Oggi è una giornata speciale perché rifletto su qualcosa che mai avrei immaginato: la figlia di mio marito dal primo matrimonio è diventata come una figlia per me.
Quando ho saputo del loro divorzio, pensavo fosse la solita storia: caratteri che non combaciano. Ma scoprendo il passato di Andrea, mi chiedevo come avesse sopportato tutto ciò. La sua prima moglie, Valentina, era incapace di gestire la casa. Non cucinava, non puliva, interessata solo al telefono e alle unghie. Salvavano solo i tortellini del supermercato e qualche ordinazione al ristorante. A un certo punto, Andrea si era rassegnato e cucinava lui stesso dopo il lavoro. Poi arrivò la suocera, e tutto finì. La famiglia si sgretolò.

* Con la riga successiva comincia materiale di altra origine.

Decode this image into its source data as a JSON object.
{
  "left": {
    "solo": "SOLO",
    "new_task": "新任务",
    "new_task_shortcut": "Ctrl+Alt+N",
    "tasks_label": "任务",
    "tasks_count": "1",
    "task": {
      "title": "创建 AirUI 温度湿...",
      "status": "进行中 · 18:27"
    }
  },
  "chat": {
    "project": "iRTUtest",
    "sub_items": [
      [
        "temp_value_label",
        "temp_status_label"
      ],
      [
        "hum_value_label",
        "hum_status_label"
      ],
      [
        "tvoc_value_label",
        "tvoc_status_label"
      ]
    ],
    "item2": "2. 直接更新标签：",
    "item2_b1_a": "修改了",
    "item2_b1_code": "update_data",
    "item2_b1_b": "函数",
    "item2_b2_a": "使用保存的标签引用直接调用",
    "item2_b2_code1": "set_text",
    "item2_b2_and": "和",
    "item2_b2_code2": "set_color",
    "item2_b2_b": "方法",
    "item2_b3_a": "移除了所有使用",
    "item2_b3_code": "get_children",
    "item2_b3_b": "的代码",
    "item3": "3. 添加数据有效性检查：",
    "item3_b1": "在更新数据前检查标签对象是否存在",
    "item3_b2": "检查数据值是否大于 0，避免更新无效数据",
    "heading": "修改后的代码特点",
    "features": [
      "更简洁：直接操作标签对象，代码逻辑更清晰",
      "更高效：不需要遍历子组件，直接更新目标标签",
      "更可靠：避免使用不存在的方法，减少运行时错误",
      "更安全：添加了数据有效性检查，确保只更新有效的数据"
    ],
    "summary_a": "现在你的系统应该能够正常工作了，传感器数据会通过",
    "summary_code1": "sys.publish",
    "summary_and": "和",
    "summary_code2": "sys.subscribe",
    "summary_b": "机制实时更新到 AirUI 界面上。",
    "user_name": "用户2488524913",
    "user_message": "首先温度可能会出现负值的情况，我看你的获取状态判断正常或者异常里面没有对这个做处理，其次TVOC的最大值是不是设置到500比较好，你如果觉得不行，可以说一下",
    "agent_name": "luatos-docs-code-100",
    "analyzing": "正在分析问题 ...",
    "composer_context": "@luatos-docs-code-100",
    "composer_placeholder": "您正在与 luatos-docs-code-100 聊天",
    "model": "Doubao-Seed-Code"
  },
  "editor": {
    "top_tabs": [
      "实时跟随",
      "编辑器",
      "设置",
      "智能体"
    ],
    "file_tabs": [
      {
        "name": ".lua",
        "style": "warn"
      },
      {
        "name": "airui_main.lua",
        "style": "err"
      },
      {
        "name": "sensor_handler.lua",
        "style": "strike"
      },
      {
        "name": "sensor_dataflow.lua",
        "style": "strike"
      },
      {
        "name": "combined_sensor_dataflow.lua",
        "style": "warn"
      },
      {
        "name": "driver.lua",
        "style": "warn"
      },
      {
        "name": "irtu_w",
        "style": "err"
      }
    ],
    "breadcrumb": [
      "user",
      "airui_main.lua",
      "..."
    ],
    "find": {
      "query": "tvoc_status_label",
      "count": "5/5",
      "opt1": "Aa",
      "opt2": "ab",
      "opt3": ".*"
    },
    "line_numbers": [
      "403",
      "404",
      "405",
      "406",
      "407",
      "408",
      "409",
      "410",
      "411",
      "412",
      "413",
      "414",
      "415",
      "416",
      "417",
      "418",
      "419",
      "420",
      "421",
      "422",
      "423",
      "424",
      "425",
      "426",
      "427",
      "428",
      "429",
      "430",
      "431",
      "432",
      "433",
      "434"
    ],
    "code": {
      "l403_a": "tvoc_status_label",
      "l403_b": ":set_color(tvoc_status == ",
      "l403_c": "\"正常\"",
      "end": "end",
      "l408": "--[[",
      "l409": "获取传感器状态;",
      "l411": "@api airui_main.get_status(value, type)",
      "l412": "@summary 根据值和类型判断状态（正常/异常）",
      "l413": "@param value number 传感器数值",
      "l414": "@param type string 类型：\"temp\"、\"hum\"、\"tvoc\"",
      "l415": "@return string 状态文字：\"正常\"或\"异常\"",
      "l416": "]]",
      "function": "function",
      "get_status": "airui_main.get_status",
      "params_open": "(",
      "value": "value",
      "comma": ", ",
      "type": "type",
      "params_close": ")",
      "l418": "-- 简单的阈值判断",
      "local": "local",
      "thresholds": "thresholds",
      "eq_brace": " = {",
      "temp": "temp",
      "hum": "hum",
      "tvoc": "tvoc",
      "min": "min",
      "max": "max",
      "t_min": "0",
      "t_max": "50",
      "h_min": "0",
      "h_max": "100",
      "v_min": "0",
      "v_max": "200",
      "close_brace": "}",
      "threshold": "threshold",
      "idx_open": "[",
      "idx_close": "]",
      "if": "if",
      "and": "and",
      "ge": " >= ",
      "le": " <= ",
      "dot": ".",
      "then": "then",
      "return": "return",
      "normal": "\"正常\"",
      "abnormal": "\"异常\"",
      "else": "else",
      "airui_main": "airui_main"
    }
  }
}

Io e Andrea ci siamo incontrati quando già viveva da solo da un anno, e la piccola Ginevra aveva appena compiuto sei anni. Lui era preoccupato: come sarebbe andata tra noi? Ma io sapevo già che, se volevamo stare insieme, dovevo accettare il suo passato e Ginevra. All’inizio sceglievamo insieme i regali per lei, parlavamo di lei. La incontrai solo dopo il matrimonio, ma mi conquistò subito. Vivace, gioiosa, con quegli occhi limpidi, mi entrò nel cuore.
Il suo primo compleanno insieme lo festeggiammo in tre. Poi vennero le vacanze, le passeggiate, i parchi, i film a casa… Ginevra passava quasi tutto il tempo con noi. Sua mamma non protestava: lavorava tanto, era stanca, e la nonna ormai comandava. E io capivo che forse era meglio così. Noi e Andrea iniziavamo a progettare la nostra vita includendo Ginevra come parte della famiglia.
Ma qualche mese dopo, la realtà ci diede una scossa. Notavo che Ginevra non sapeva fare nulla in casa. Non sparecchiava, non si preparava nemmeno un panino. Non sapeva nemmeno accendere il bollitore. Io resistevo, non volevo rovinare il rapporto. Andrea, vedendomi stanca, preparava lui la cena. Ma sapevo che così non avremmo cresciuto un’adulta responsabile.
Un giorno esplosi. Dopo cena, le chiesi di lavare il suo piatto. Mi guardò come se le avessi chiesto di scalare il Monte Bianco. Allora le dissi tutto, con durezza. Poi, dopo qualche ora, capii di aver esagerato. Parlammo, mi scusai. E qualcosa cambiò. Per la prima volta, Ginevra non mi vedeva come una straniera, ma come qualcuno a cui teneva davvero.
Poco dopo, accadde qualcosa che cambiò tutto. Ero fuori, Andrea al lavoro. Ginevra rimase sola e decise di sorprenderci: cucinare il pollo. Prese un petto e ci mise tutto il sale che trovò in casa. Quando tornai, la cucina era un disastro e il cibo immangiabile. Urlaì, la mandai a comprare il sale. Tornò… con un sacco da dieci chili. Una bambina, con quel peso tra le braccia, mi guardò. E io piansi. Capii che ci stava provando. Per noi. Per sentirsi parte della famiglia.
Da allora, mi sono presa cura di lei. Abbiamo imparato a cucinare insieme. Le prime volte furono goffe, ma ora sa preparare la cena senza aiuto. A casa sua, adesso, divide la cucina con la nonna. Cucina, pulisce, aiuta.
Recentemente, nostro figlio Leonardo ha compiuto un anno. E fu Ginevra a preparare per lui dei biscotti con il suo nome. Me li porse timidamente, e gli occhi mi si riempirono. Non di tenerezza, ma di orgoglio. Perché tutto era valso la pena. Quella ragazzina non era solo la figlia del mio Andrea. Era diventata mia. Famiglia.
So che molte matrigne e figliastre non vanno d’accordo. Ma io sono felice che la nostra storia sia diversa. Sì, ci furono errori, lacrime. Ma ora abbiamo fiducia, rispetto e amore. E cosa serve di più a una vera famiglia?